FB : Haha ! Tu es venu dîner pour tenter de m’amadouer ?

MH : Mmmm... Je suis très sérieux : tu es le critique que je crains le plus.

FB : [Rires.] Non Michel, tu as choisi de dîner à mon domicile car tu ne peux plus fumer au restaurant.

MH : Dominique Voynet a dit que le principal danger pour les enfants c’était la cigarette à l’intérieur des appartements. Tu verras que bientôt on n’aura plus le droit de fumer, même chez soi ! Quand je suis en train d’écrire, ma consommation de cigarettes augmente considérablement. Je suis à quatre paquets par jour en ce moment. Je ne pense pas que je parviendrais à écrire sans nicotine. Voilà pourquoi je ne peux pas ralentir en ce moment.

FB : Est-ce qu’on peut parler de ton problème dentaire ? Cela t’a un peu transformé physiquement. La dernière fois que tu es venu dîner ici, pardon de dévoiler ta vie privée, mais enfin... tu avais oublié tes dents sur cette table et ensuite tu as fait tout le Festival de Berlin sans tes dents ! Cela modifie ta physionomie sur les photos... tu t’en fous ?

MH : Ben euh... je m'en fous un peu, oui, pour être honnête. [Rires.]

FB : Mais ça va, la santé ?

MH : Euh... non. Je pense que quand même, quand j’aurai fini ce roman, je vais faire un effort pour réduire la cigarette. L’alcool n’est pas un problème sauf avec les chauffeurs de taxi : une fois sur deux, le chauffeur me dit : « Ah non, pas vous ! Vous allez vomir dans ma voiture ! »
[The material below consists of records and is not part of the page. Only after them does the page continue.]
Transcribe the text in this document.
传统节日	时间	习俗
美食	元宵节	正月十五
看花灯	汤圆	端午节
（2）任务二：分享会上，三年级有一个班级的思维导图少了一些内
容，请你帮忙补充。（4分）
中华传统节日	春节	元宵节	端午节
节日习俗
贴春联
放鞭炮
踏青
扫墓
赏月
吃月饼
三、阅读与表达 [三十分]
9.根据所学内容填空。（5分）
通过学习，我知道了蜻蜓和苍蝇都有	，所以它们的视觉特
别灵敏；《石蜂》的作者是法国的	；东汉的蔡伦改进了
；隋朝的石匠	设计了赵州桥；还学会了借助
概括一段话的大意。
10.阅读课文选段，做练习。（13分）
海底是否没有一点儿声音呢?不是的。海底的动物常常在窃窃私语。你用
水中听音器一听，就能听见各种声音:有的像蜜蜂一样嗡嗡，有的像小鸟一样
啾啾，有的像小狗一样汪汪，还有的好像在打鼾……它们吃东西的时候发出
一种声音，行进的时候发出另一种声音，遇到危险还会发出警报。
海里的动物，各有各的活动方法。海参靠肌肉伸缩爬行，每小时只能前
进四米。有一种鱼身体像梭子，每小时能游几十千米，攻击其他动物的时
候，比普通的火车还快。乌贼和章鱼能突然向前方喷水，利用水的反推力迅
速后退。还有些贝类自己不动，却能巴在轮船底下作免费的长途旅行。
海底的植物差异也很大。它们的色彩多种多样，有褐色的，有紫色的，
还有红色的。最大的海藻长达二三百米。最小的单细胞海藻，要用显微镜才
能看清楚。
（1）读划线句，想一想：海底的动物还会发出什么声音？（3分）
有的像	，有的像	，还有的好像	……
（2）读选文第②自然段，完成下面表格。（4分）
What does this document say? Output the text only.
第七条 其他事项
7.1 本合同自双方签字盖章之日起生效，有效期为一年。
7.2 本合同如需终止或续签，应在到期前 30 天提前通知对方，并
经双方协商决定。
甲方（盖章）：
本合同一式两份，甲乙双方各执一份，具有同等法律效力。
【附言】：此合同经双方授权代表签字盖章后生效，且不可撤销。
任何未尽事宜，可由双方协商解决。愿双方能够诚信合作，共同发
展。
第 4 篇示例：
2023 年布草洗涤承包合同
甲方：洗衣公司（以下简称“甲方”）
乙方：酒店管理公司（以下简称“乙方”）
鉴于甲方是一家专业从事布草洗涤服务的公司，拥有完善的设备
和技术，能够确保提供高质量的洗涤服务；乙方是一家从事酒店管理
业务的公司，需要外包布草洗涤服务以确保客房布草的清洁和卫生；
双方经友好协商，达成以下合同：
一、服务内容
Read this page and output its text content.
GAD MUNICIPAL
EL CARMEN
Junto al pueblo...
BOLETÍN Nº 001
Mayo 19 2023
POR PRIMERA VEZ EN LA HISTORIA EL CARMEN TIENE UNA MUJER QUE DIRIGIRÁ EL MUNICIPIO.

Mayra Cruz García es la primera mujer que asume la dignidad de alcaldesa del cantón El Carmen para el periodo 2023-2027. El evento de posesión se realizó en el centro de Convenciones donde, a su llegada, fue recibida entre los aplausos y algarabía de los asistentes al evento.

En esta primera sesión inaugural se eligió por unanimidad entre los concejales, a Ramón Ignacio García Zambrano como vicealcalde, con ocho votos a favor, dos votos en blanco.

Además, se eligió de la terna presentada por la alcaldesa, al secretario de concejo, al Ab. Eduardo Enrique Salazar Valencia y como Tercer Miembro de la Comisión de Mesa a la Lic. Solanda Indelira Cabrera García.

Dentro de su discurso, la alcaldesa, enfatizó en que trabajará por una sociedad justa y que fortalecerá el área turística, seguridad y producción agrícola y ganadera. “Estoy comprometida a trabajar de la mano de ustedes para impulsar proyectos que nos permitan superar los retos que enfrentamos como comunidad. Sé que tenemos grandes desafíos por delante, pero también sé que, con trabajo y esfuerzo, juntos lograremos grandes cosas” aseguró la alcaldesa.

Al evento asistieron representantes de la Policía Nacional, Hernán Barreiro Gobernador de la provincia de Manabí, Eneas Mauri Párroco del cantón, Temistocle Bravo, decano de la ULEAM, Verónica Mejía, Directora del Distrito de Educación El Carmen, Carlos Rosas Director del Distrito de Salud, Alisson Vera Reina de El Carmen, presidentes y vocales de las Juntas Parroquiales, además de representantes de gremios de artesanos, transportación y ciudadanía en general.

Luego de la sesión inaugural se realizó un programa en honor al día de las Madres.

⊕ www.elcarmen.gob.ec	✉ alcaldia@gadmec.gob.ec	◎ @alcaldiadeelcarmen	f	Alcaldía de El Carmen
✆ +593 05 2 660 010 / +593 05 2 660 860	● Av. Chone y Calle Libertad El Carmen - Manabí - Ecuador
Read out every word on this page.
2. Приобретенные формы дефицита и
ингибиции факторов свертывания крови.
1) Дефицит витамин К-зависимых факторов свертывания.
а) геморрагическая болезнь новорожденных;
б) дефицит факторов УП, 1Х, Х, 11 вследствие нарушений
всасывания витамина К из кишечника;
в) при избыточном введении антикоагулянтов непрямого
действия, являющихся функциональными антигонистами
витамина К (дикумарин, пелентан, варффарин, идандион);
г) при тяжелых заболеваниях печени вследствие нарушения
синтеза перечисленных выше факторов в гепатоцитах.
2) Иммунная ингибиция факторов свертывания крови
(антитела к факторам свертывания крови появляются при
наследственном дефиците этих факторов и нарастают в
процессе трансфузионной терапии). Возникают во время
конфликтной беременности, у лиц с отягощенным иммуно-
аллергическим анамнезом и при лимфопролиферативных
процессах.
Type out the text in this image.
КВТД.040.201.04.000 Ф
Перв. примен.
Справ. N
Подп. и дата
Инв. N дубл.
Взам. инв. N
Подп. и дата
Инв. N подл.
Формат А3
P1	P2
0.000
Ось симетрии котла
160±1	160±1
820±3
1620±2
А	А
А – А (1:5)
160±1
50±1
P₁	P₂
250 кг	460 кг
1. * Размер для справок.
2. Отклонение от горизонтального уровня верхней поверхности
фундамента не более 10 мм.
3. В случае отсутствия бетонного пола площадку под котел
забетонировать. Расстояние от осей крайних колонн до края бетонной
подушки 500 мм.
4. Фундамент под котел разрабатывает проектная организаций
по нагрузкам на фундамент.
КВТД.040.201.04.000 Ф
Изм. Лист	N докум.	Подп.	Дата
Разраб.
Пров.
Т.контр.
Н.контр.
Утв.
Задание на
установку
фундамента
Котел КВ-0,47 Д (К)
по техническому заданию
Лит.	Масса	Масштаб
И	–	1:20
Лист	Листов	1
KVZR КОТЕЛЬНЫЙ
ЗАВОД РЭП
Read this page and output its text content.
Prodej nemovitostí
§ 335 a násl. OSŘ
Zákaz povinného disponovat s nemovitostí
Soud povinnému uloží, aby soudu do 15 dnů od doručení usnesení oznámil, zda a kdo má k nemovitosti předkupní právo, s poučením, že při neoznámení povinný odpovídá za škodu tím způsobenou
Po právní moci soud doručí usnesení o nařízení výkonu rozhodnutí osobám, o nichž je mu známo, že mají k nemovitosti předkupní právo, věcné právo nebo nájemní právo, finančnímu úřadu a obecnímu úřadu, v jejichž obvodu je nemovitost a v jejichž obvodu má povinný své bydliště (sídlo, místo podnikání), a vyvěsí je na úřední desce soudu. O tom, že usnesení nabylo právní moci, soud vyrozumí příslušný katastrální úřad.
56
FB : Donc ton évolution physique n’est pas une tentative calculée de te faire une trogne à la Paul Léautaud ?

MH : Non, je ne vois pas à quoi il ressemble. On me compare parfois à Gainsbourg mais ça me vexe plutôt, parce que je préfère Polnareff ou Joe Dassin.

FB : « Jusques en haut des cuisses elle est bottée et c’est comme un calice à sa beauté. » Tu n’aimes pas ça ?

MH : Bof... J’ai fait mieux, hein. Je tiens à le préciser : je suis quelqu’un qui aime beaucoup la chanson. J’ai commencé à écouter le hit-parade vers onze-douze ans. Le choc esthétique le plus violent de ma vie restera quand même la découverte du rock.

FB : Ton Dieu c’est toujours Paul McCartney ?

MH : Oui mais je peux être aussi très ému par Schubert.

FB : Je peux témoigner qu'à Guéthary je t’ai vu pleurer en écoutant « Let il be ». Tu pleures aussi en écoutant un lied de Schubert ?

MH : Ah oui, « Le pâtre sur le rocher », c’est la seule fois de ma vie où j’ai éclaté en sanglots en plein concert. C’était très gênant pour la chanteuse car je pleure bruyamment. Enfin, peut-être qu’elle était contente de provoquer cet effet mais c’était embarrassant. L’arrivée de la clarinette est un des trucs les plus beaux jamais composés. Quand je veux me représenter ce qu’est un génie, je pense à Beethoven plus qu’à Shakespeare. Bans la période plus récente c’est McCartney et, en vieillissant, Hendrix. Ma rencontre avec Iggy Pop est une des plus grandes joies de ma vie. « 1969 », des Stooges, est le premier disque que j’ai acheté.

FB : Ce qui est surprenant, c’est que tu as été adapté en chanson par Iggy Pop, Caria Bruni et Jean-Louis Aubert. Ils ont des styles très différents !

MH : Mmmm... Les créateurs de haut niveau viennent me trouver tout naturellement ! [Sourire.]

FB : Tu vas bientôt te rendre à l’inauguration de la « rue Michel Houellebecq » dans la ville espagnole de Murcie. Qu’est-ce que ça fait d’avoir une rue à son nom ?

MH : Mmmmm... ça fait drôle. Je crois que ça a impressionné ta fille.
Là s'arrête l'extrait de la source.